The temporarily satiated appetite for Daimler shares follows Geely’s rather covert purchase reported earlier this month, where said shares were most likely acquired from the open market. Daimler turned down an offer from Geely to collect a stake of up to 5% via a discounted share placement, but was declined due to concerns for diluting existing stocks.

The reservation was also due to concerns of alienating Daimler’s existing joint venture partners in China, BAIC and BYD, both of which are Geely’s competitors. Prior to the announcement of Li’s stake in Daimler, the German automaker group had announced plans for joint-venture manufacture of EVs with BAIC, with both companies looking at investing more than 11.9 billion yuan for the construction of a new factory in China.

Geely worked with Bank of America Merrill Lynch to help secure the 9.69% stake in Daimler by using derivatives to help get around disclosure requirements, according to individuals familiar with the deal as told to Reuters. The first signs of side effects from the share acquisition have surfaced, as Volvo Trucks dropped the CEO of Volvo Cars from its board, according to the report, citing concerns of competition with Daimler.

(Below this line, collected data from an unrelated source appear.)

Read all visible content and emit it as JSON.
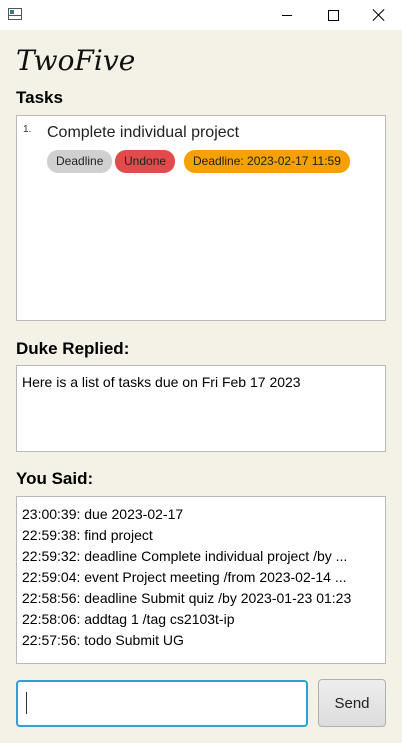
{
  "window": {
    "icon": "app-window-icon",
    "controls": [
      "minimize-icon",
      "maximize-icon",
      "close-icon"
    ]
  },
  "app": {
    "title": "TwoFive"
  },
  "tasks": {
    "heading": "Tasks",
    "items": [
      {
        "index": "1.",
        "description": "Complete individual project",
        "type_tag": "Deadline",
        "status_tag": "Undone",
        "date_tag": "Deadline: 2023-02-17 11:59"
      }
    ]
  },
  "reply": {
    "heading": "Duke Replied:",
    "text": "Here is a list of tasks due on Fri Feb 17 2023"
  },
  "said": {
    "heading": "You Said:",
    "history": [
      "23:00:39: due 2023-02-17",
      "22:59:38: find project",
      "22:59:32: deadline Complete individual project /by ...",
      "22:59:04: event Project meeting /from 2023-02-14 ...",
      "22:58:56: deadline Submit quiz /by 2023-01-23 01:23",
      "22:58:06: addtag 1 /tag cs2103t-ip",
      "22:57:56: todo Submit UG"
    ]
  },
  "input": {
    "value": "",
    "placeholder": ""
  },
  "send": {
    "label": "Send"
  },
  "colors": {
    "background": "#f4f1e6",
    "tag_type": "#d0d0d0",
    "tag_status_undone": "#e24b4b",
    "tag_date": "#f5a100",
    "input_focus": "#2f9fd8"
  }
}
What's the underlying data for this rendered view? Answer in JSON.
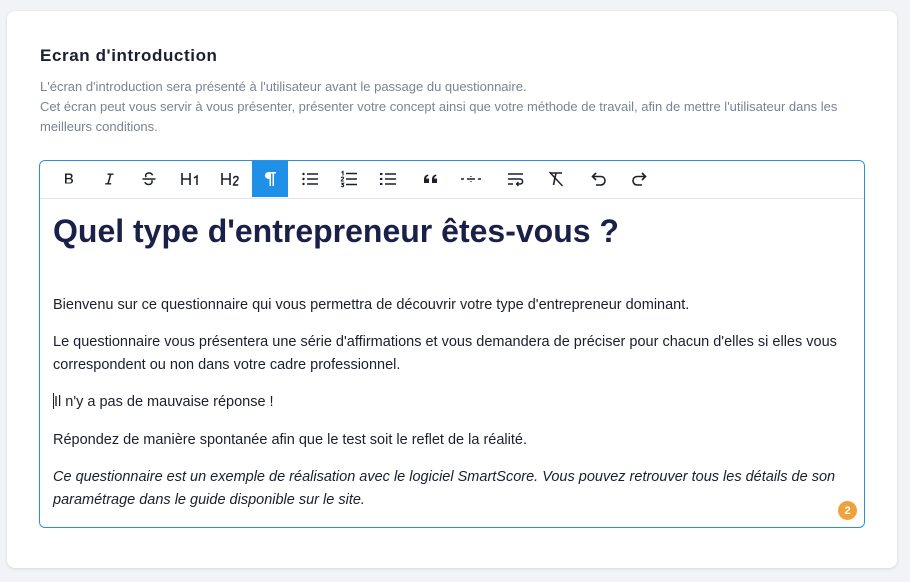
{
  "section": {
    "title": "Ecran d'introduction",
    "description_line1": "L'écran d'introduction sera présenté à l'utilisateur avant le passage du questionnaire.",
    "description_line2": "Cet écran peut vous servir à vous présenter, présenter votre concept ainsi que votre méthode de travail, afin de mettre l'utilisateur dans les meilleurs conditions."
  },
  "toolbar": {
    "buttons": [
      {
        "name": "bold-icon",
        "label": "B"
      },
      {
        "name": "italic-icon",
        "label": "I"
      },
      {
        "name": "strikethrough-icon",
        "label": "S"
      },
      {
        "name": "heading1-icon",
        "label": "H1"
      },
      {
        "name": "heading2-icon",
        "label": "H2"
      },
      {
        "name": "paragraph-icon",
        "label": "¶",
        "active": true
      },
      {
        "name": "bullet-list-icon"
      },
      {
        "name": "ordered-list-icon"
      },
      {
        "name": "task-list-icon"
      },
      {
        "name": "blockquote-icon"
      },
      {
        "name": "horizontal-rule-icon"
      },
      {
        "name": "hard-break-icon"
      },
      {
        "name": "clear-format-icon"
      },
      {
        "name": "undo-icon"
      },
      {
        "name": "redo-icon"
      }
    ],
    "accent_color": "#1e90e8"
  },
  "editor": {
    "heading": "Quel type d'entrepreneur êtes-vous ?",
    "paragraphs": [
      "Bienvenu sur ce questionnaire qui vous permettra de découvrir votre type d'entrepreneur dominant.",
      "Le questionnaire vous présentera une série d'affirmations et vous demandera de préciser pour chacun d'elles si elles vous correspondent ou non dans votre cadre professionnel.",
      "Il n'y a pas de mauvaise réponse !",
      "Répondez de manière spontanée afin que le test soit le reflet de la réalité.",
      "Ce questionnaire est un exemple de réalisation avec le logiciel SmartScore. Vous pouvez retrouver tous les détails de son paramétrage dans le guide disponible sur le site."
    ],
    "badge_count": "2",
    "badge_color": "#f0a23a",
    "border_color": "#2c8fe0"
  }
}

Trade ministers in the European Union will also be convening this week to discuss a range of issues this week, Reuters added, including how to better protect the region’s strategically important companies such as key automakers from unwanted investors; of particular concern to Daimler is investors’ access to expertise in electric and autonomous mobility, and the demand for which is driven by China’s push for its domestic automakers to get EVs to its masses.